A empresa Caramuru Alimentos SA, que  teve o nome envolvido em um esquema de fraude contra o fisco estadual e na concessão de incentivos fiscais, está na fase final de negociação para a homologação de um acordo de leniência com o Estado. O caso, conforme apuração do PNB Online, está na Controladoria Geral do Estado.

Segundo as informações levantadas, ainda não há um prazo para a conclusão do acordo. Contudo, o valor deverá ser revertido para obra de infraestrutura que deverá ser construída pela empresa e entregue ao Estado.
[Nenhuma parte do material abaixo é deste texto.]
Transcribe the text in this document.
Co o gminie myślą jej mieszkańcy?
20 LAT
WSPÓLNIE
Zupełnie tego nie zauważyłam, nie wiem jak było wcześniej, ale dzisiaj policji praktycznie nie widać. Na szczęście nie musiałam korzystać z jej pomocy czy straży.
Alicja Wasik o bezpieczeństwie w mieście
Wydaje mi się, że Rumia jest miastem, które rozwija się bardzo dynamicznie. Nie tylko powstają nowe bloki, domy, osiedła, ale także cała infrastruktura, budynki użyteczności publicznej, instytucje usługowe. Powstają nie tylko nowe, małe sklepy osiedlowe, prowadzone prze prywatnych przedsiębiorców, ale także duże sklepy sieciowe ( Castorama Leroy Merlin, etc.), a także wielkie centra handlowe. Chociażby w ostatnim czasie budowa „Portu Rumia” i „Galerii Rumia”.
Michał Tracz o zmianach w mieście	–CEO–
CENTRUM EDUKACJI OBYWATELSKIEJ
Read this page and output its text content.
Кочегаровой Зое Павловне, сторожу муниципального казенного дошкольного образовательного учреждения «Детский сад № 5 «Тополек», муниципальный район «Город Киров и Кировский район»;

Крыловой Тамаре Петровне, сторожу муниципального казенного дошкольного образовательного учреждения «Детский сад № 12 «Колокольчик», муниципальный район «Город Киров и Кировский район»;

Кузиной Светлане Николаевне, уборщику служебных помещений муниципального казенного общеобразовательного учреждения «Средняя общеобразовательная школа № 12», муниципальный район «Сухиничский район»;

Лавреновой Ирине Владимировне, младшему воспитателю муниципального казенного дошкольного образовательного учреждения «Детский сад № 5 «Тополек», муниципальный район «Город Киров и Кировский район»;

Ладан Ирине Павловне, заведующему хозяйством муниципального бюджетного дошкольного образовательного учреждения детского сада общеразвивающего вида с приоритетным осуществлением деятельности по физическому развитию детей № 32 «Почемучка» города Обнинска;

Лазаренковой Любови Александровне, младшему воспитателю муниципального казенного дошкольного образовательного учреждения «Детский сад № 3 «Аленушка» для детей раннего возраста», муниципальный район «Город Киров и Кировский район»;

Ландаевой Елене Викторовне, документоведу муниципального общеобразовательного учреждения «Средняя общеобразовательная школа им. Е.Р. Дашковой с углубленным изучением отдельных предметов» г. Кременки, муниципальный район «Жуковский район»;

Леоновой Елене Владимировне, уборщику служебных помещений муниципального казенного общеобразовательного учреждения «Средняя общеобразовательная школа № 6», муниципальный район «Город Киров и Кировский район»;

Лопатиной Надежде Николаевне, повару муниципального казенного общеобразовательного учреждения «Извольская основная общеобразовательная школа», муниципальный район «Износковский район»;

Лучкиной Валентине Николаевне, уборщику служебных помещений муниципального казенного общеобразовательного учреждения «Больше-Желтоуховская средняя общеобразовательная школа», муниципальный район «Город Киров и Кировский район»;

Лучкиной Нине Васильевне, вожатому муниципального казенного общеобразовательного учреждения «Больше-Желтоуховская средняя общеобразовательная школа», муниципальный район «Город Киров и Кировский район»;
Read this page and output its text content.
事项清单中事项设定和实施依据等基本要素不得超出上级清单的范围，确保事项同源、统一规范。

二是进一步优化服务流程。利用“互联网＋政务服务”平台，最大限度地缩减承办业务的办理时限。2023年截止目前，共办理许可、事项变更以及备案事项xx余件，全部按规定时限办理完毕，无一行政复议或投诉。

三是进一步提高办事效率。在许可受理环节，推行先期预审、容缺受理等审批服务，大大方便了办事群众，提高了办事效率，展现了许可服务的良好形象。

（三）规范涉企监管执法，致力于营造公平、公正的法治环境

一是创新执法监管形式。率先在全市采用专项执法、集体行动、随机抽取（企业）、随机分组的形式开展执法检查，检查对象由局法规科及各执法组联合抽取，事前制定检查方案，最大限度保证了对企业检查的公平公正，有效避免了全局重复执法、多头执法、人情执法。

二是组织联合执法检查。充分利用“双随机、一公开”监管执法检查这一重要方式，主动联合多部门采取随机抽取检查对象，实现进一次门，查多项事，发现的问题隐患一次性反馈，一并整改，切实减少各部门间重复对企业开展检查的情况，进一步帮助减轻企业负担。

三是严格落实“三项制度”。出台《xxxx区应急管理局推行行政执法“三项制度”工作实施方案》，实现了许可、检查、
Atualmente, os representantes da empresa respondem a um processo criminal, que foi originado da operação Zaqueus que levou à prisão três agentes de tributos estaduais, além do envolvimento de dois advogados.

O esquema de fraudes teria ocorrido no Estado durante os anos de 2014 a 2016 no âmbito da secretaria de Fazenda.

Conforme a apuração dos fatos, por parte do Ministério Público e da Delegacia Fazendária, o esquema consistiu na oferta de decisões administrativas favoráveis à contribuinte de ICMS, visando a redução do valor do crédito tributário constituído. A denúncia aponta fatos que beneficiaram a empresa Caramuru no julgamento de processos administrativos tributários, resultando em pagamentos a título de propina que atingiram o montante de R$ 1,6 milhões.

Foram denunciados e respondem a ação penal André Neves Fantoni, Alfredo Menezes de Mattos Junior e Farley Coelho Moutinho, agentes de tributos estaduais; Sandra Mara de Almeida e Themystocles Ney de Azevedo de Figueiredo, advogados, sendo este último delator do esquema; Walter de Souza Júnior e Alberto Borges de Souza, representantes da empresa Caramuru.

Os servidores públicos que participaram do esquema respondem ao processo por associação criminosa, corrupção passiva, lavagem de dinheiro e fraude processual. O servidor André Neves Fantoni é réu, ainda, por coação no curso do processo e estelionato.

Já Walter de Souza Júnior, representante da empresa Caramuru, responde a ação por corrupção passiva, fraude processual, estelionato e lavagem de dinheiro. O empresário Alberto Borges de Souza, que também representa a referida empresa, é acusado de  lavagem de dinheiro.

A advogada Sandra Mara de Almeida, por sua vez, foi denunciada por corrupção passiva e estelionato. E o advogado Themystocles Ney de Azevedo de Figueiredo, colaborador, responderá por lavagem de dinheiro.

Campanha de 2016
Na época da campanha eleitoral de 2016, o caso Caramuru Alimentos se tornou o foco da oposição ao então candidato a prefeito, Emanuel Pinheiro (MDB). Ele até chegou a ser denunciado, pelo seu opositor, o candidato Wilson Santos (PSDB), atual deputado estadual e secretários das Cidades, na Delegacia Fazendária.

Conforme o pedido de investigação protocolado por Wilson, existiria um suposto esquema de fraude na concessão de incentivos fiscais à Caramuru, que envolveria o irmão de Pinheiro, Marco Polo Freitas (Popó) e a esposa dele. Na denúncia, consta a informação de que o casal teria recebido R$ 4 milhões da empresa por uma consultoria.

Marco Polo e a esposa negaram qualquer participação em esquema fraudulento, na época que o caso se tornou público.

Outro lado
Procurada pela redação o controlador-Geral do Estado, Cirio Rodolfo, afirmou que não pode comentar sobre qualquer acordo de leniência em andamento. Ele também não confirmou se a empresa está ou não firmando o acordo.

Já a empresa, a redação não conseguiu contato com seus responsáveis até o fechamento desta edição. O espaço está aberto para manifestação.